Roberto Dinale vom Amt für Hydrologie und Stauanlagen der Provinz Bozen berichtet von ebenfalls noch winterlichen Bedingungen in den Bergen Südtirols. Auf der Alpensüdseite war es bis Mitte Februar sehr schneereich, dann aber extrem trocken. Am Langenferner lag mehr Schnee als letztes Jahr. Die Dichten waren winterlich bei 390 bis 410 kg/m² und zeigen entsprechend zumindest zwischen 3.300 und 2.800 Meter nur einen schwachen Höhengradienten. In diesen Höhen war noch fast kein Schmelzwasser in der Schneedecke – das ist für die Jahreszeit sehr ungewöhnlich. Die Winterbilanz könnte um die 3,25 Meter Schnee liegen und somit wäre sie etwa 30 Prozent überdurchschnittlich.

Am Westlicher Rieserferner lagen die Dichten knapp über 400 kg/m² bei etwa drei Meter Schneemächtigkeit. Die geschätzte Winterbilanz von etwa drei Meter Schnee ist nur leicht überdurchschnittlich. Ahrntal und Rieserferner haben diesen Südstau geprägten Winter weniger Schnee abbekommen als die Achse Ulten-Brenner oder die Dolomiten.

Andreas Bauder von der ETH Zürich berichtet für die Schweizer Silvretta von im Vergleich mit den letzten zehn Jahren durchschnittlichen Schneemengen bis Anfang Mai – die seither kaum geschmolzen sind. Auch hier konnten die Glaziologen ungewöhnlich weit ins Tal (Novai, 1.350 Meter) abfahren, ohne einmal die Ski abzuschnallen.

Die Messungen von 16 Schweizer Gletschern ergeben ein erstaunlich einheitliches Bild, die Bilanzen liegen im Mittel der vergangenen zehn Jahre.
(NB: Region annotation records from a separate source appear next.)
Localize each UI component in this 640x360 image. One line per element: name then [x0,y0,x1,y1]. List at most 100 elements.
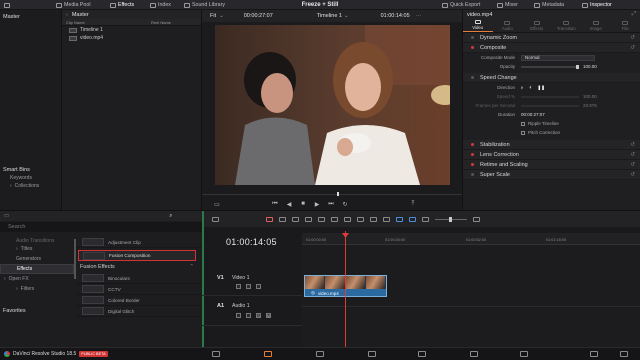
enable-toggle[interactable] [471,36,474,39]
fx-adjustment-clip[interactable]: Adjustment Clip [76,237,202,248]
tab-transition[interactable]: Transition [552,19,582,32]
tree-open-fx[interactable]: › Open FX [0,274,76,284]
duration-value[interactable]: 00:00:27:07 [521,112,545,117]
playhead[interactable] [345,231,346,348]
lock-track-icon[interactable] [236,313,241,318]
forward-direction-icon[interactable]: ⏵ [521,85,523,90]
fx-colored-border[interactable]: Colored Border [76,295,202,306]
freeze-frame-icon[interactable]: ❚❚ [538,85,546,91]
collapse-icon[interactable]: ▭ [4,213,9,219]
section-lens-correction[interactable]: Lens Correction ↺ [463,150,640,160]
tree-filters[interactable]: › Filters [0,284,76,294]
tree-effects[interactable]: Effects [0,264,74,274]
tree-generators[interactable]: Generators [0,254,76,264]
audio-track-name[interactable]: Audio 1 [232,303,250,309]
fps-value[interactable]: 23.976 [583,103,597,108]
inspector-button[interactable]: Inspector [582,0,612,10]
viewer-scrubber[interactable] [202,192,462,196]
opacity-slider-handle[interactable] [576,64,579,69]
deliver-page-icon[interactable] [520,351,528,357]
enable-toggle[interactable] [471,173,474,176]
tree-scrollbar[interactable] [74,239,76,279]
media-pool-button[interactable]: Media Pool [56,0,91,10]
quick-export-button[interactable]: Quick Export [442,0,480,10]
chevron-down-icon[interactable]: ⌄ [219,13,224,19]
viewer-mode-icon[interactable]: ▭ [212,201,222,208]
zoom-slider[interactable] [435,216,467,222]
keywords-bin[interactable]: Keywords [0,174,62,182]
link-icon[interactable] [370,216,377,222]
section-speed-change[interactable]: Speed Change [463,73,640,83]
timeline-ruler[interactable]: 01:00:00:00 01:00:26:00 01:00:52:00 01:0… [302,233,640,245]
timeline-timecode[interactable]: 01:00:14:05 [226,237,277,247]
dynamic-trim-icon[interactable] [292,216,299,222]
section-stabilization[interactable]: Stabilization ↺ [463,140,640,150]
effects-search-input[interactable]: Search [0,222,202,232]
reset-icon[interactable]: ↺ [630,172,635,178]
section-retime-scaling[interactable]: Retime and Scaling ↺ [463,160,640,170]
auto-select-icon[interactable] [246,313,251,318]
tab-video[interactable]: Video [463,19,493,32]
enable-toggle[interactable] [471,76,474,79]
index-button[interactable]: Index [150,0,171,10]
metadata-button[interactable]: Metadata [534,0,564,10]
reset-icon[interactable]: ↺ [630,162,635,168]
first-frame-icon[interactable]: ⏮ [270,201,280,208]
mixer-button[interactable]: Mixer [497,0,518,10]
tab-audio[interactable]: Audio [493,19,523,32]
col-clip-name[interactable]: Clip Name [66,20,151,25]
auto-select-icon[interactable] [246,284,251,289]
selection-tool-icon[interactable] [266,216,273,222]
reverse-play-icon[interactable]: ◀ [284,201,294,208]
last-frame-icon[interactable]: ⏭ [326,201,336,208]
layout-icon[interactable] [4,0,10,10]
opacity-value[interactable]: 100.00 [583,64,597,69]
tab-file[interactable]: File [611,19,640,32]
sound-library-button[interactable]: Sound Library [184,0,225,10]
tree-audio-transitions[interactable]: Audio Transitions [0,237,76,244]
composite-mode-select[interactable]: Normal [521,54,595,61]
reset-icon[interactable]: ↺ [630,45,635,51]
enable-toggle[interactable] [471,153,474,156]
section-dynamic-zoom[interactable]: Dynamic Zoom ↺ [463,33,640,43]
more-options-icon[interactable]: ⋯ [416,13,422,19]
enable-toggle[interactable] [471,46,474,49]
timeline-name[interactable]: Timeline 1 [317,13,342,19]
trim-tool-icon[interactable] [279,216,286,222]
reset-icon[interactable]: ↺ [630,35,635,41]
fx-cctv[interactable]: CCTV [76,284,202,295]
enable-toggle[interactable] [471,163,474,166]
color-page-icon[interactable] [418,351,426,357]
stop-icon[interactable]: ■ [298,201,308,207]
speed-slider[interactable] [521,95,579,98]
fx-fusion-composition[interactable]: Fusion Composition [78,250,196,261]
reset-icon[interactable]: ↺ [630,152,635,158]
opacity-slider[interactable] [521,64,579,69]
solo-icon[interactable]: S [256,313,261,318]
media-page-icon[interactable] [212,351,220,357]
home-icon[interactable] [590,351,598,357]
back-icon[interactable]: ‹ [66,12,68,18]
scrub-handle[interactable] [337,192,339,196]
search-icon[interactable]: ⌕ [169,213,172,220]
expand-icon[interactable]: ⤢ [632,11,636,18]
col-reel-name[interactable]: Reel Name [151,20,171,25]
fx-digital-glitch[interactable]: Digital Glitch [76,306,202,317]
collections-bin[interactable]: › Collections [0,182,62,190]
snapping-icon[interactable] [357,216,364,222]
favorites-header[interactable]: Favorites [0,305,76,317]
section-composite[interactable]: Composite ↺ [463,43,640,53]
speed-value[interactable]: 100.00 [583,94,597,99]
zoom-out-icon[interactable] [422,216,429,222]
position-lock-icon[interactable] [383,216,390,222]
fusion-effects-header[interactable]: Fusion Effects ⌃ [76,261,202,273]
timeline-view-icon[interactable] [212,216,219,222]
loop-icon[interactable]: ↻ [340,201,350,208]
reset-icon[interactable]: ↺ [630,142,635,148]
replace-clip-icon[interactable] [344,216,351,222]
ripple-checkbox[interactable] [521,121,525,126]
mute-icon[interactable]: M [266,313,271,318]
pitch-checkbox[interactable] [521,130,525,135]
blade-tool-icon[interactable] [305,216,312,222]
clip-row-timeline[interactable]: Timeline 1 [62,26,201,34]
Eine leichte Tendenz mit eher leicht überdurchschnittlichen Werten am nördlichen Alpenhauptkamm und Engadin sowie leicht unterdurchschnittliche Werte im Süden (Basodino, Findelen) ist auszumachen. Speziell war in diesem Winter das frühe Einschneien ab dem 24. September – ebenfalls schweizweit einheitlich. Im Schweizer Messnetz Glamos findet sich dazu eine Übersicht.